I believe the "denialism" emanates from within the "mainstream" scientist and research community who refuse to open their mind to looking at the wider health picture in developing countries. Anything that does not support the cause of Western commercial interests finds no place in the funding and research agendas of donor and international health agencies.

Thus the only thing one can do is to provide qualitative information in the hope that it provides fresh avenues of search for the research and scientific community.

You worry about the lack of HIV testing in our public health institutions. I have already pointed out to you the abysmal state of our public and private diagnostic laboratories, the lack of expertise in our professionals. I have also highlighted qualitative evidence pointing to false diagnostic testing and the total absence of any regulatory mechanism to monitor it. Populations in developing countries bear a huge burden of disease and malnutrition and the possibility of false test results in these conditions is to be expected in a big way.

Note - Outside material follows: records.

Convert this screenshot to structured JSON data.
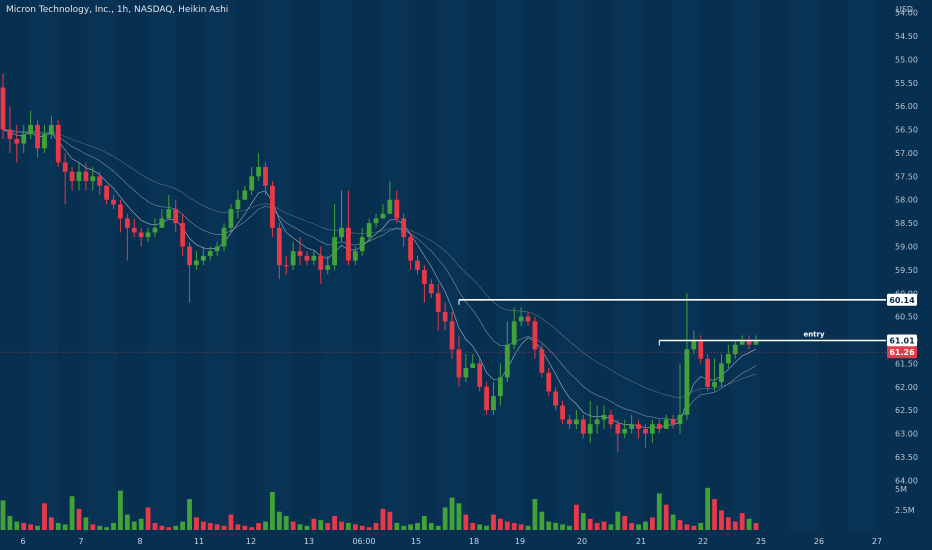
{
  "header": {
    "title": "Micron Technology, Inc., 1h, NASDAQ, Heikin Ashi",
    "currency": "USD"
  },
  "chart_data": {
    "type": "candlestick",
    "chart_style": "Heikin Ashi",
    "timeframe": "1h",
    "y_axis_inverted": true,
    "ylim": [
      53.9,
      64.1
    ],
    "y_ticks": [
      "54.00",
      "54.50",
      "55.00",
      "55.50",
      "56.00",
      "56.50",
      "57.00",
      "57.50",
      "58.00",
      "58.50",
      "59.00",
      "59.50",
      "60.00",
      "60.50",
      "61.00",
      "61.50",
      "62.00",
      "62.50",
      "63.00",
      "63.50",
      "64.00"
    ],
    "x_tick_labels": [
      "6",
      "7",
      "8",
      "11",
      "12",
      "13",
      "06:00",
      "15",
      "18",
      "19",
      "20",
      "21",
      "22",
      "25",
      "26",
      "27"
    ],
    "volume_axis_labels": [
      "5M",
      "2.5M"
    ],
    "colors": {
      "background": "#072f50",
      "up": "#41a23a",
      "down": "#e8394a",
      "line": "#ffffff",
      "price_badge": "#e8394a",
      "level_badge": "#ffffff"
    },
    "ohlc": [
      [
        55.6,
        56.5,
        55.3,
        56.7
      ],
      [
        56.5,
        56.7,
        56.0,
        57.0
      ],
      [
        56.7,
        56.8,
        56.4,
        57.2
      ],
      [
        56.8,
        56.6,
        56.4,
        57.0
      ],
      [
        56.6,
        56.4,
        56.1,
        56.7
      ],
      [
        56.4,
        56.9,
        56.3,
        57.1
      ],
      [
        56.9,
        56.6,
        56.4,
        57.0
      ],
      [
        56.6,
        56.4,
        56.2,
        56.7
      ],
      [
        56.4,
        57.2,
        56.3,
        57.3
      ],
      [
        57.2,
        57.4,
        57.0,
        58.1
      ],
      [
        57.4,
        57.6,
        57.3,
        57.8
      ],
      [
        57.6,
        57.4,
        57.2,
        57.8
      ],
      [
        57.4,
        57.6,
        57.2,
        57.8
      ],
      [
        57.6,
        57.5,
        57.3,
        57.8
      ],
      [
        57.5,
        57.7,
        57.4,
        57.9
      ],
      [
        57.7,
        58.0,
        57.7,
        58.1
      ],
      [
        58.0,
        58.1,
        57.9,
        58.2
      ],
      [
        58.1,
        58.4,
        58.0,
        58.7
      ],
      [
        58.4,
        58.6,
        58.3,
        59.3
      ],
      [
        58.6,
        58.7,
        58.4,
        58.8
      ],
      [
        58.7,
        58.8,
        58.6,
        59.0
      ],
      [
        58.8,
        58.7,
        58.6,
        58.9
      ],
      [
        58.7,
        58.6,
        58.4,
        58.8
      ],
      [
        58.6,
        58.4,
        58.2,
        58.6
      ],
      [
        58.4,
        58.2,
        57.9,
        58.3
      ],
      [
        58.2,
        58.5,
        58.0,
        58.7
      ],
      [
        58.5,
        59.0,
        58.3,
        59.2
      ],
      [
        59.0,
        59.4,
        58.9,
        60.2
      ],
      [
        59.4,
        59.3,
        59.1,
        59.5
      ],
      [
        59.3,
        59.2,
        59.0,
        59.4
      ],
      [
        59.2,
        59.1,
        59.0,
        59.3
      ],
      [
        59.1,
        59.0,
        58.9,
        59.2
      ],
      [
        59.0,
        58.6,
        58.5,
        59.1
      ],
      [
        58.6,
        58.2,
        58.1,
        58.7
      ],
      [
        58.2,
        58.0,
        57.8,
        58.4
      ],
      [
        58.0,
        57.8,
        57.7,
        58.0
      ],
      [
        57.8,
        57.5,
        57.3,
        57.9
      ],
      [
        57.5,
        57.3,
        57.0,
        57.6
      ],
      [
        57.3,
        57.7,
        57.2,
        57.9
      ],
      [
        57.7,
        58.6,
        57.6,
        58.8
      ],
      [
        58.6,
        59.4,
        58.5,
        59.7
      ],
      [
        59.4,
        59.4,
        59.2,
        59.6
      ],
      [
        59.4,
        59.1,
        58.9,
        59.5
      ],
      [
        59.1,
        59.2,
        58.8,
        59.4
      ],
      [
        59.2,
        59.3,
        59.1,
        59.4
      ],
      [
        59.3,
        59.2,
        59.1,
        59.4
      ],
      [
        59.2,
        59.5,
        59.0,
        59.8
      ],
      [
        59.5,
        59.4,
        59.2,
        59.6
      ],
      [
        59.4,
        58.8,
        58.1,
        59.5
      ],
      [
        58.8,
        58.6,
        57.8,
        58.9
      ],
      [
        58.6,
        59.3,
        57.8,
        59.4
      ],
      [
        59.3,
        59.1,
        59.0,
        59.4
      ],
      [
        59.1,
        58.8,
        58.6,
        59.2
      ],
      [
        58.8,
        58.5,
        58.4,
        58.9
      ],
      [
        58.5,
        58.4,
        58.3,
        58.6
      ],
      [
        58.4,
        58.3,
        58.1,
        58.4
      ],
      [
        58.3,
        58.0,
        57.6,
        58.3
      ],
      [
        58.0,
        58.4,
        57.8,
        58.5
      ],
      [
        58.4,
        58.8,
        58.3,
        59.0
      ],
      [
        58.8,
        59.3,
        58.7,
        59.5
      ],
      [
        59.3,
        59.5,
        59.2,
        59.6
      ],
      [
        59.5,
        59.8,
        59.4,
        60.2
      ],
      [
        59.8,
        60.0,
        59.7,
        60.1
      ],
      [
        60.0,
        60.4,
        59.8,
        60.8
      ],
      [
        60.4,
        60.6,
        60.2,
        60.8
      ],
      [
        60.6,
        61.2,
        60.4,
        61.4
      ],
      [
        61.2,
        61.8,
        60.9,
        62.0
      ],
      [
        61.8,
        61.6,
        61.3,
        61.9
      ],
      [
        61.6,
        61.5,
        61.3,
        61.6
      ],
      [
        61.5,
        62.0,
        61.4,
        62.1
      ],
      [
        62.0,
        62.5,
        61.9,
        62.6
      ],
      [
        62.5,
        62.2,
        61.9,
        62.6
      ],
      [
        62.2,
        61.8,
        61.5,
        62.4
      ],
      [
        61.8,
        61.1,
        60.6,
        61.9
      ],
      [
        61.1,
        60.6,
        60.3,
        61.2
      ],
      [
        60.6,
        60.5,
        60.3,
        60.7
      ],
      [
        60.5,
        60.6,
        60.4,
        60.7
      ],
      [
        60.6,
        61.2,
        60.5,
        61.4
      ],
      [
        61.2,
        61.7,
        61.1,
        61.8
      ],
      [
        61.7,
        62.1,
        61.6,
        62.2
      ],
      [
        62.1,
        62.4,
        62.0,
        62.5
      ],
      [
        62.4,
        62.7,
        62.3,
        62.8
      ],
      [
        62.7,
        62.8,
        62.6,
        62.9
      ],
      [
        62.8,
        62.7,
        62.5,
        62.9
      ],
      [
        62.7,
        63.0,
        62.6,
        63.1
      ],
      [
        63.0,
        62.8,
        62.3,
        63.2
      ],
      [
        62.8,
        62.7,
        62.4,
        63.0
      ],
      [
        62.7,
        62.6,
        62.4,
        62.9
      ],
      [
        62.6,
        62.8,
        62.5,
        62.9
      ],
      [
        62.8,
        63.0,
        62.7,
        63.4
      ],
      [
        63.0,
        62.9,
        62.7,
        63.1
      ],
      [
        62.9,
        62.8,
        62.6,
        63.0
      ],
      [
        62.8,
        62.9,
        62.7,
        63.1
      ],
      [
        62.9,
        63.0,
        62.8,
        63.3
      ],
      [
        63.0,
        62.8,
        62.7,
        63.2
      ],
      [
        62.8,
        62.9,
        62.7,
        63.0
      ],
      [
        62.9,
        62.7,
        62.6,
        62.9
      ],
      [
        62.7,
        62.8,
        62.6,
        62.9
      ],
      [
        62.8,
        62.6,
        61.5,
        63.0
      ],
      [
        62.6,
        61.2,
        60.0,
        62.7
      ],
      [
        61.2,
        61.0,
        60.8,
        61.3
      ],
      [
        61.0,
        61.4,
        60.9,
        61.5
      ],
      [
        61.4,
        62.0,
        61.3,
        62.1
      ],
      [
        62.0,
        61.9,
        61.4,
        62.1
      ],
      [
        61.9,
        61.5,
        61.3,
        62.0
      ],
      [
        61.5,
        61.3,
        61.1,
        61.6
      ],
      [
        61.3,
        61.1,
        61.0,
        61.4
      ],
      [
        61.1,
        61.0,
        60.9,
        61.1
      ],
      [
        61.0,
        61.1,
        60.9,
        61.2
      ],
      [
        61.1,
        61.0,
        60.9,
        61.1
      ]
    ],
    "volume": [
      2.1,
      1.0,
      0.6,
      0.5,
      0.4,
      0.3,
      1.9,
      0.9,
      0.5,
      0.4,
      2.4,
      1.5,
      0.9,
      0.4,
      0.3,
      0.2,
      0.5,
      2.8,
      1.1,
      0.6,
      0.8,
      1.6,
      0.5,
      0.3,
      0.2,
      0.3,
      0.6,
      2.2,
      0.9,
      0.6,
      0.5,
      0.4,
      0.3,
      1.1,
      0.4,
      0.3,
      0.2,
      0.5,
      0.6,
      2.7,
      1.3,
      1.0,
      0.6,
      0.4,
      0.3,
      0.8,
      0.7,
      0.5,
      1.0,
      0.6,
      0.5,
      0.4,
      0.3,
      0.2,
      0.5,
      1.5,
      1.3,
      0.5,
      0.3,
      0.4,
      0.5,
      1.0,
      0.5,
      0.3,
      1.6,
      2.3,
      1.9,
      1.1,
      0.5,
      0.4,
      0.3,
      1.1,
      0.8,
      0.6,
      0.5,
      0.4,
      0.3,
      2.2,
      1.3,
      0.6,
      0.5,
      0.4,
      0.3,
      1.8,
      1.2,
      0.8,
      0.5,
      0.6,
      0.4,
      1.3,
      1.0,
      0.5,
      0.4,
      0.6,
      0.9,
      2.6,
      1.8,
      1.1,
      0.7,
      0.4,
      0.3,
      0.5,
      3.0,
      2.2,
      1.4,
      0.9,
      0.6,
      1.2,
      0.8,
      0.5
    ],
    "horizontal_lines": [
      {
        "price": 60.14,
        "start_bar": 66
      },
      {
        "price": 61.01,
        "start_bar": 95,
        "label": "entry"
      }
    ],
    "price_badges": [
      {
        "label": "60.14",
        "price": 60.14,
        "style": "level"
      },
      {
        "label": "61.01",
        "price": 61.01,
        "style": "level"
      },
      {
        "label": "61.26",
        "price": 61.26,
        "style": "current"
      }
    ],
    "current_price": 61.26
  }
}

Like the medical community, the scientist and research community must be made accountable to the public. They must explain their faulty projections, constant back-tracking, and address ground reality. If communities and health professionals are telling them what they are seeing and experiencing at the micro level, and the scientists and researchers refuse to look at these issues because of the commercial interests of their financiers, how are we supposed to find the "experts comments" and "scientific data" at the macro level?

It is this intellectual dishonesty that is becoming the biggest source of frustration and lack of trust towards Western science, in the eyes of the developing world.